The Bush Tax Cuts were originally passed in 2001 and policies took effect from 2001 to 2003. The most dramatic effects took place in 2001, notably cutting the top income tax bracket from 39.6% to 35%. Some of these provisions have expired while some have been extended.
Much controversy remains as to whether the Bush Tax Cuts improved the economy. In this case, hindsight is not 20/20. Simply put, can can’t hit reset and replay history as if the tax cuts were never put into effect. To add complexity, the real estate bubble that lasted through 2007 made the economy appear better than it really was.
The real estate bubble caused a great wealth deception in which people generally felt secure about their financial situation. This caused people to spend more money. Since GDP’s biggest component by far is consumer spending, it rose considerably after the 2001 recession. In fact, there was a period of time in which household savings rates went negative.
Since there was considerable GDP growth between 2001 and 2007, government received more revenue from taxes. Although tax rates were lower, GDP growth more than made up the difference. In fact, tax revenue as a percentage of GDP was higher in 2007 than in 2001.

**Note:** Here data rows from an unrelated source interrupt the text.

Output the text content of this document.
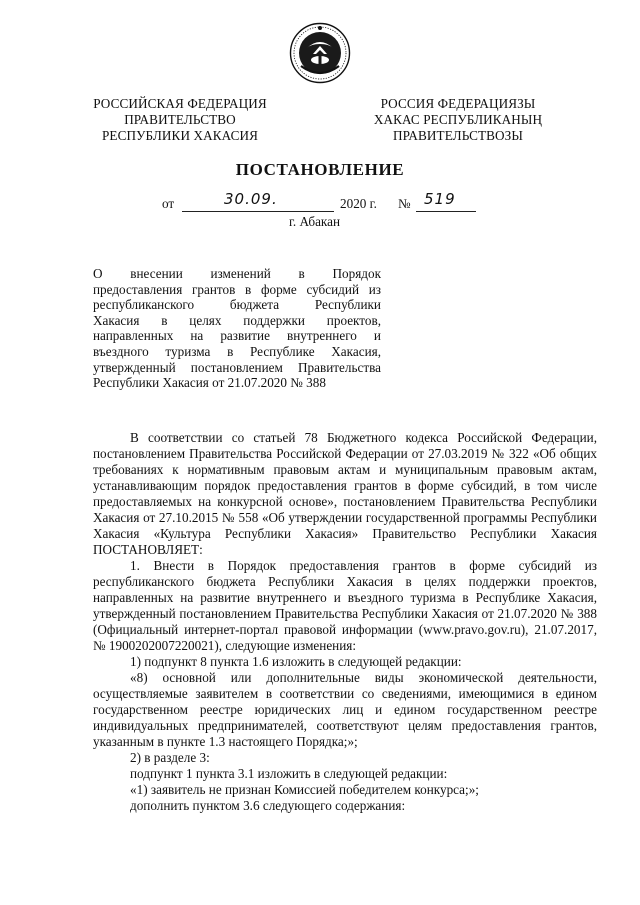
РОССИЙСКАЯ ФЕДЕРАЦИЯ
ПРАВИТЕЛЬСТВО
РЕСПУБЛИКИ ХАКАСИЯ
РОССИЯ ФЕДЕРАЦИЯЗЫ
ХАКАС РЕСПУБЛИКАНЫҢ
ПРАВИТЕЛЬСТВОЗЫ
ПОСТАНОВЛЕНИЕ
от	30.09.	2020 г. № 519
г. Абакан
О внесении изменений в Порядок
предоставления грантов в форме субсидий из
республиканского бюджета Республики
Хакасия в целях поддержки проектов,
направленных на развитие внутреннего и
въездного туризма в Республике Хакасия,
утвержденный постановлением Правительства
Республики Хакасия от 21.07.2020 № 388
В соответствии со статьей 78 Бюджетного кодекса Российской Федерации, постановлением Правительства Российской Федерации от 27.03.2019 № 322 «Об общих требованиях к нормативным правовым актам и муниципальным правовым актам, устанавливающим порядок предоставления грантов в форме субсидий, в том числе предоставляемых на конкурсной основе», постановлением Правительства Республики Хакасия от 27.10.2015 № 558 «Об утверждении государственной программы Республики Хакасия «Культура Республики Хакасия» Правительство Республики Хакасия ПОСТАНОВЛЯЕТ:
1. Внести в Порядок предоставления грантов в форме субсидий из республиканского бюджета Республики Хакасия в целях поддержки проектов, направленных на развитие внутреннего и въездного туризма в Республике Хакасия, утвержденный постановлением Правительства Республики Хакасия от 21.07.2020 № 388 (Официальный интернет-портал правовой информации (www.pravo.gov.ru), 21.07.2017, № 1900202007220021), следующие изменения:
1) подпункт 8 пункта 1.6 изложить в следующей редакции:
«8) основной или дополнительные виды экономической деятельности, осуществляемые заявителем в соответствии со сведениями, имеющимися в едином государственном реестре юридических лиц и едином государственном реестре индивидуальных предпринимателей, соответствуют целям предоставления грантов, указанным в пункте 1.3 настоящего Порядка;»;
2) в разделе 3:
подпункт 1 пункта 3.1 изложить в следующей редакции:
«1) заявитель не признан Комиссией победителем конкурса;»;
дополнить пунктом 3.6 следующего содержания:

In order to give the Bush Tax Cuts a fair evaluation, one must consider what the pace of GDP growth would have been if asset prices rose at the same rate as inflation. This is impossible to do with any precision because asset bubble change consumer behavior. When people feel secure financially, they continue investing in risky assets and spend money on luxuries. When the opposite is true, no asset price seems too low when fear is prevalent.
Generally speaking, tax cuts are positive for economic growth. Since private individuals and businesses are better allocators of capital than governments, low taxes are beneficial. That being said, if a government continues to overspend when less tax revenue is coming in, problems are inevitable. This causes weakening of the dollar and the debt will need to be repaid at some point. Because of the increases in spending do to the wars in Afghanistan and Iraq, the dollar depreciated during this period while government deficits increased.
Extension of the Bush Tax Cuts and the Fiscal Cliff
If the Bush Tax Cuts were made permanent, the Congressional Budget Office (CBO) projects that an additional $3.3 trillion would be added to the national debt. Although it’s obvious, the debt would be higher, projections like this lack accuracy. This is because of the indirect effect tax policy has on human behavior. In addition, one change causes other variables to change such as future income and GDP. As a result, we can only take these projections with a grain of salt.
The effectiveness of the Bush Tax Cuts is questionable at best. This is a outcome that will be debated for many years to come.